L2＝MSE(TH _i ,TH′ _i )

L3＝MSE(RGB _i ,TH′ _i )

L4＝MSE(TH _i ,RGB′ _i )

15. A pedestrian detection device, characterized in that the device includes:

The image acquisition module to be inspected is used to acquire the visible light image to be inspected and the thermal infrared image to be inspected that are captured for any pedestrian scene;

Detection result determination module, used to input the visible light image to be detected and the visible light image to be detected into the target pedestrian detection model obtained by the method according to any one of claims 1 to 6 to perform pedestrian detection and obtain pedestrian detection results. .

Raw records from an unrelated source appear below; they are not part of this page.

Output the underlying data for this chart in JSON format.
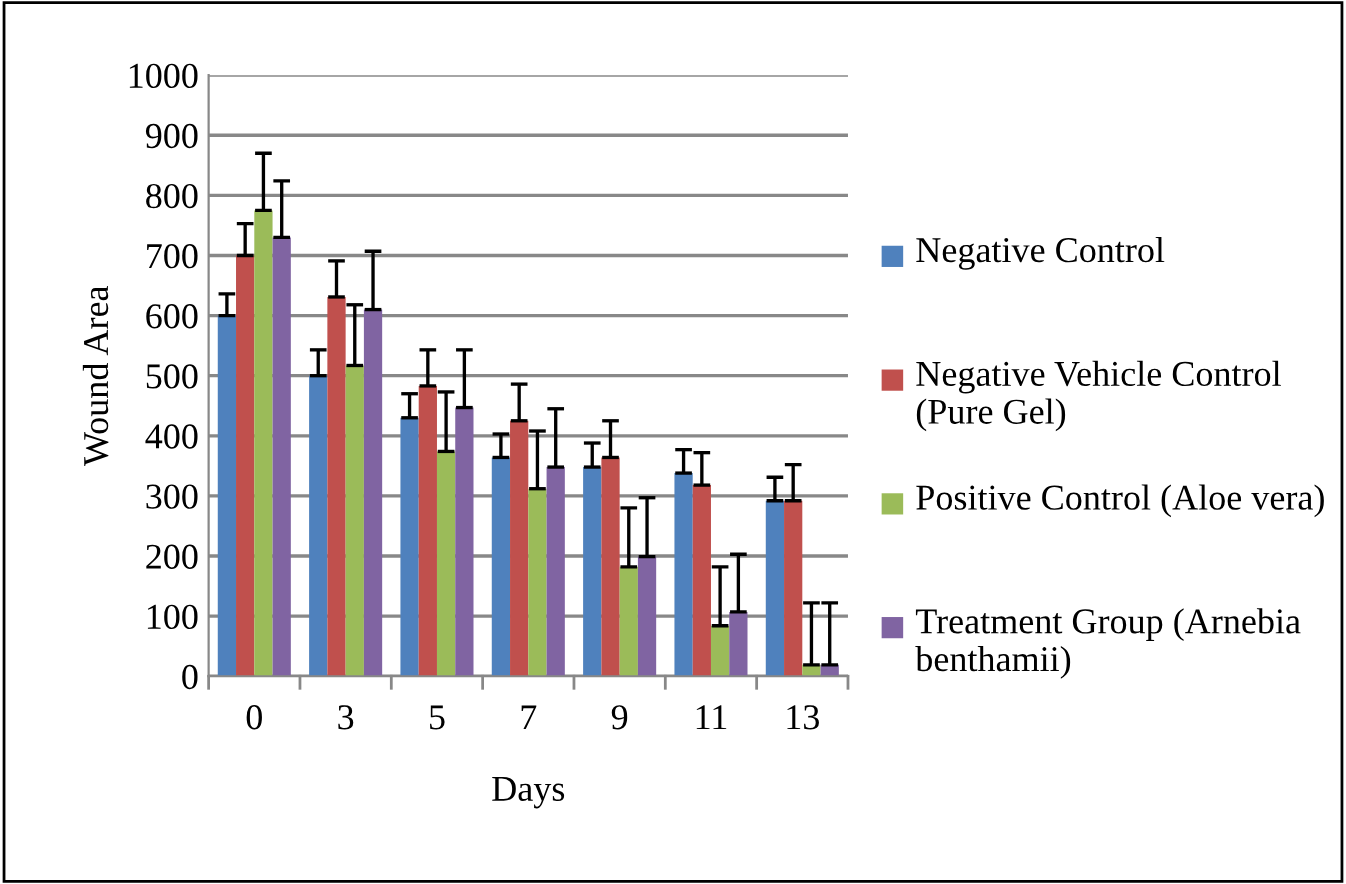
{
  "chart_data": {
    "type": "bar",
    "xlabel": "Days",
    "ylabel": "Wound Area",
    "categories": [
      "0",
      "3",
      "5",
      "7",
      "9",
      "11",
      "13"
    ],
    "series": [
      {
        "name": "Negative Control",
        "color": "#4f81bd",
        "values": [
          600,
          500,
          430,
          364,
          348,
          338,
          292
        ],
        "errors": [
          [
            600,
            636
          ],
          [
            500,
            543
          ],
          [
            430,
            470
          ],
          [
            364,
            403
          ],
          [
            348,
            388
          ],
          [
            338,
            377
          ],
          [
            292,
            331
          ]
        ]
      },
      {
        "name": "Negative Vehicle Control (Pure Gel)",
        "color": "#c0504d",
        "values": [
          700,
          631,
          483,
          425,
          364,
          318,
          292
        ],
        "errors": [
          [
            700,
            753
          ],
          [
            631,
            691
          ],
          [
            483,
            543
          ],
          [
            425,
            486
          ],
          [
            364,
            425
          ],
          [
            318,
            372
          ],
          [
            292,
            352
          ]
        ]
      },
      {
        "name": "Positive Control (Aloe vera)",
        "color": "#9bbb59",
        "values": [
          775,
          517,
          374,
          312,
          182,
          84,
          19
        ],
        "errors": [
          [
            775,
            870
          ],
          [
            517,
            618
          ],
          [
            374,
            473
          ],
          [
            312,
            408
          ],
          [
            182,
            280
          ],
          [
            84,
            182
          ],
          [
            19,
            122
          ]
        ]
      },
      {
        "name": "Treatment Group (Arnebia benthamii)",
        "color": "#8064a2",
        "values": [
          730,
          610,
          447,
          348,
          199,
          107,
          19
        ],
        "errors": [
          [
            730,
            824
          ],
          [
            610,
            707
          ],
          [
            447,
            543
          ],
          [
            348,
            445
          ],
          [
            199,
            297
          ],
          [
            107,
            203
          ],
          [
            19,
            122
          ]
        ]
      }
    ],
    "ylim": [
      0,
      1000
    ],
    "yticks": [
      0,
      100,
      200,
      300,
      400,
      500,
      600,
      700,
      800,
      900,
      1000
    ],
    "grid": "y",
    "legend": "right"
  }
}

16. A pedestrian detection device, characterized in that the device includes:

The detection result determination module is used to input the visible light image to be detected and the visible light image to be detected into a target pedestrian detection model for pedestrian detection, and obtain pedestrian detection results; wherein, the target pedestrian detection model during the training process The loss data includes single-modal loss and cross-modal loss; the single-modal loss and the cross-modal loss are used together to supervise the training of the target pedestrian detection model to extract the visible light image to be detected and the thermal infrared image to be detected. The ability to detect multi-modal fusion image features between images;

17. The device according to claim 16, wherein the target pedestrian detection model includes a parallel first encoding network and a second encoding network, the first encoding network and the second encoding network are jointly connected to the fusion component ;

The detection result determination module is also used to input the visible light image to be detected into the first encoding network for feature extraction to obtain visible light features to be detected; and to input the thermal infrared image to be detected into the second coding network. Feature extraction is performed in the coding network to obtain the thermal infrared features to be detected; the visible light features to be detected and the thermal infrared features to be detected are added element by element through the fusion component to obtain the fusion image features to be detected; based on the The image features to be detected are fused to perform target detection, and the pedestrian detection results are obtained.

18. A computer device, comprising a memory and a processor, the memory stores a computer program, characterized in that when the processor executes the computer program, the steps of the method according to any one of claims 1 to 10 are implemented. .

19. A computer-readable storage medium with a computer program stored thereon, characterized in that when the computer program is executed by a processor, the steps of the method according to any one of claims 1 to 10 are implemented.

20. A chip, including a storage unit and a processing unit, the storage unit stores a computer program, characterized in that when the processing unit executes the computer program, the method according to any one of claims 1 to 10 is implemented. A step of.